Another day passed before I heard from my own family. Just in case you didn't know, we're not very close. Not for lack of trying on my part. It's just the way it is. Probably has a lot to do with my dad's fatal car accident 35 years ago. My theory is that if they don't get too emotionally involved, then it won't hurt as bad when you are gone.

A few days go by. Robbie's family, friends of mine and even Robbie's boss had sent bouquets to me at the hospital. I remember looking at them thinking how awful it was that nobody in my family had sent anything and I fell asleep crying just thinking about that. Some time later that afternoon I awoke and looked at the flowers again. Only this time I thought, "How incredibly lucky I am to have all those people in my life who care so much about me."

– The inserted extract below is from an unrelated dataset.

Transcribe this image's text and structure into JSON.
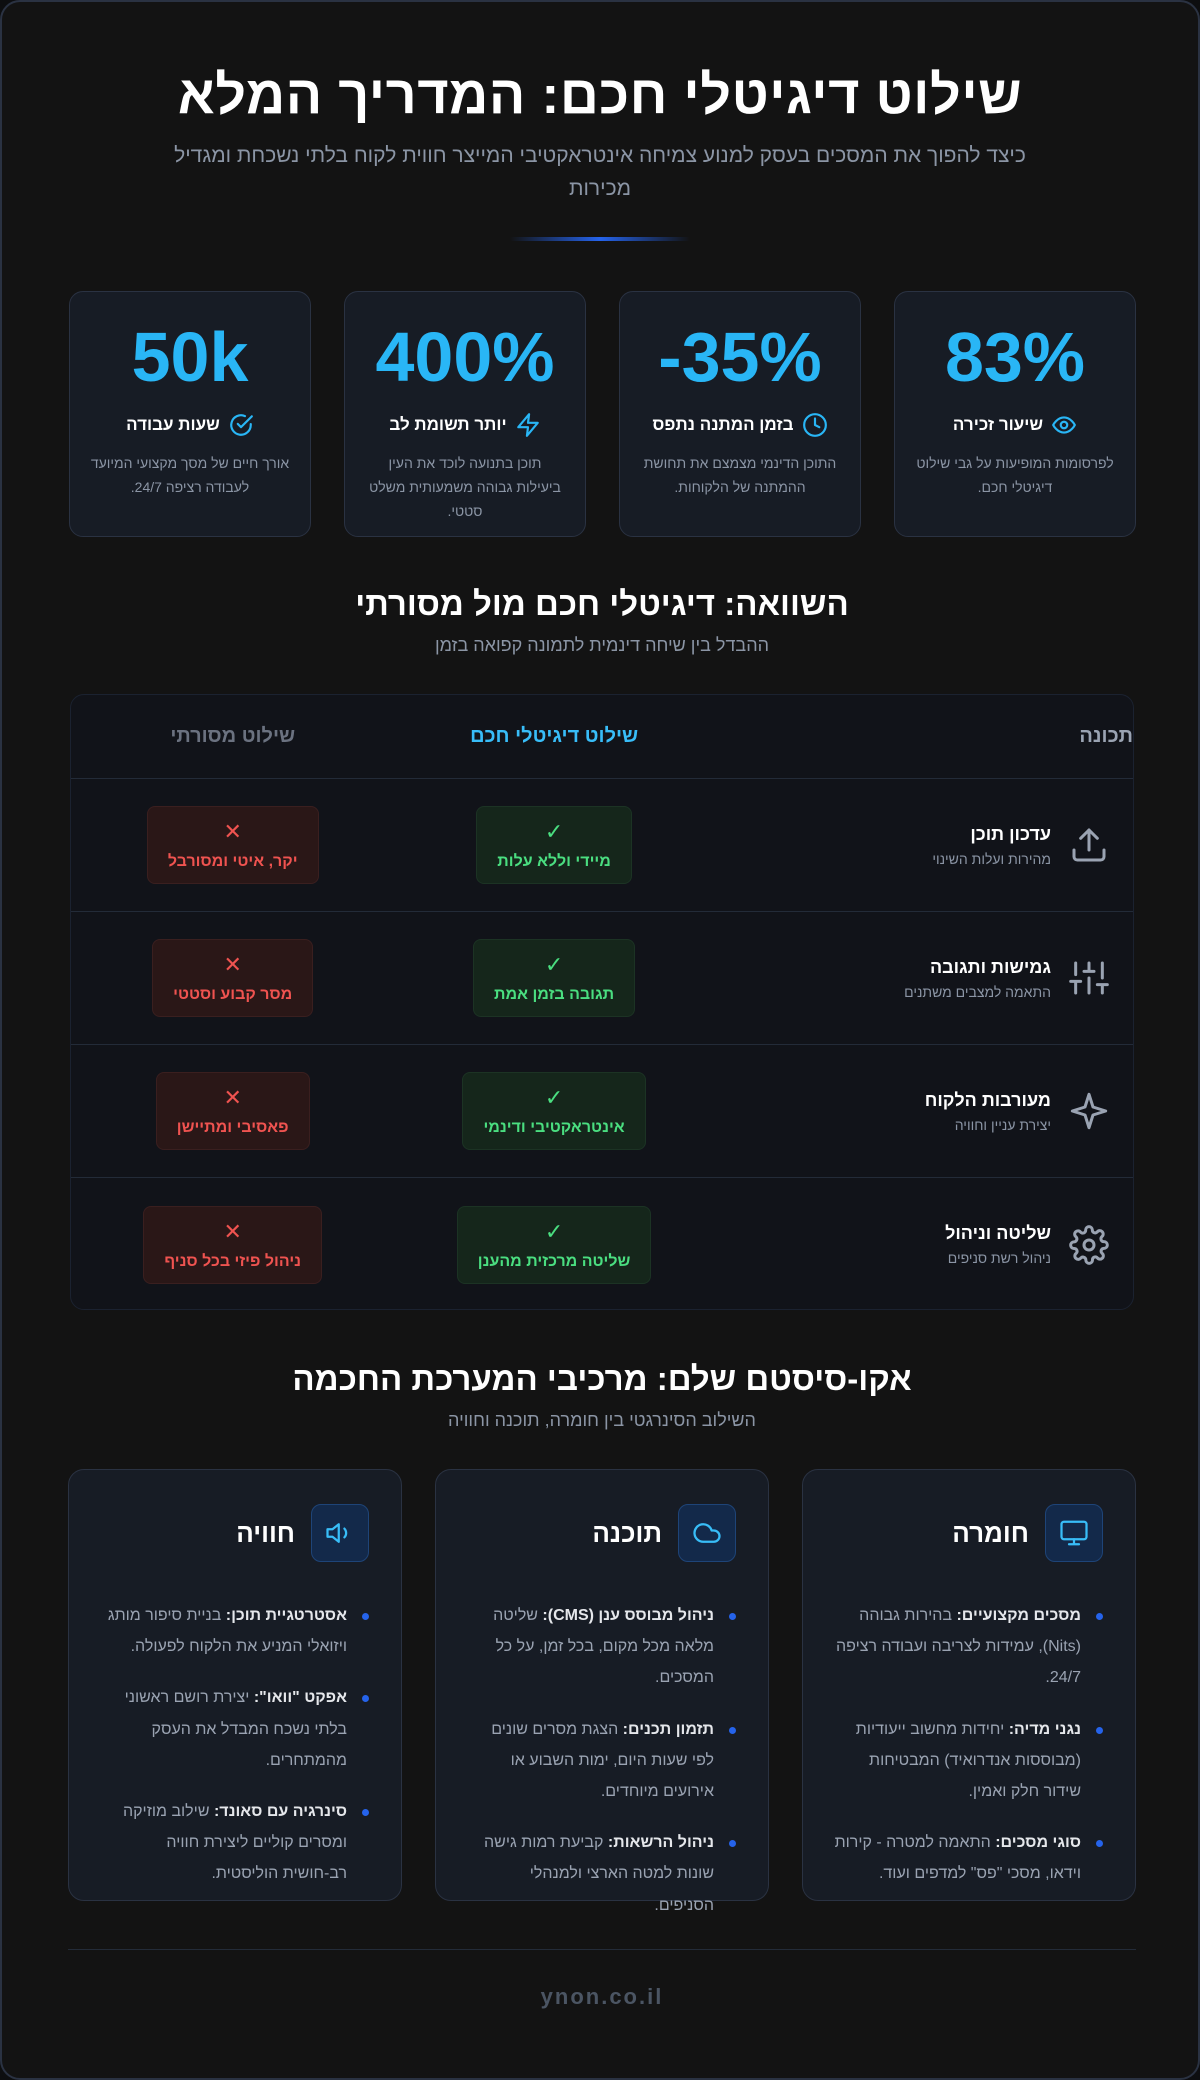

There are times in your life when you know certain things with a clarity you never thought possible... even in a morphine haze. That was one of them. In that moment, I knew without a doubt that while God doesn't always give us what we ask for specifically - a family who shows how much they care. He does give us what we need - a family who shows how much they care. Through Robbie I finally got the family I needed and found that I have friends who will be there for me no matter what. If that isn't what a family is all about, then I don't know what it is.

That was the day that God spoke to me through bouquets of flowers. He was letting me know that while I might not get exactly what I want, He does give me what I need. There have been other times when I've felt his presence or seen him at work. But I think that was one of the most sublime and eloquent ways he has ever spoken to me.

If you've made it this far, let me know when and how God spoke to you. Comments are open.

Monday, September 8, 2008

First Post


Congratulations! You found me. Or did I find you? This place (I think) will be where I talk about returning home to Indianapolis after five years in Chicago. I've not mapped out exactly what I plan to do with this page, but then again, that's pretty much how I've lived my life so far.

There have been a few exceptions to that rule. Especially since adopting our daughter a little over a year ago.

Oh, wait. Maybe that's where I should start. I'm 47 years old. Been in a committed relationship for 8 years now. My partner and I adopted the sweetest little girl last year. We brought her home when she was just a month old and our live's couldn't be any better. (Well, I could be wealthy beyond imagination and writing instead of schlepping myself to work five days a week selling furniture of all things!)

But back to coming home... Indianapolis isn't exactly where I was born and raised, but it's been home for most of my adult life. I grew up in a small town about 40 minutes west of here. I still have some family that live there (hi cousin Tracy), but I couldn't wait to get out!

The only other places I've lived have been Muncie, Indiana and Chicago. I'd recommend at least giving Chicago a try if you're so inclined. Not so much with Muncie.

Muncie is where my college career was. Or as my brothers used to say, my professional student career. While I did make at least one lifelong friend while there, most of the people I encountered were ones any sane person should run screaming from. And one particular person I ended up getting a protective order against who forever will only be referred to as "the psycho".

As the days and weeks go by, you'll find out the rest of the story here, as will I. Enjoy. Let me know what you think.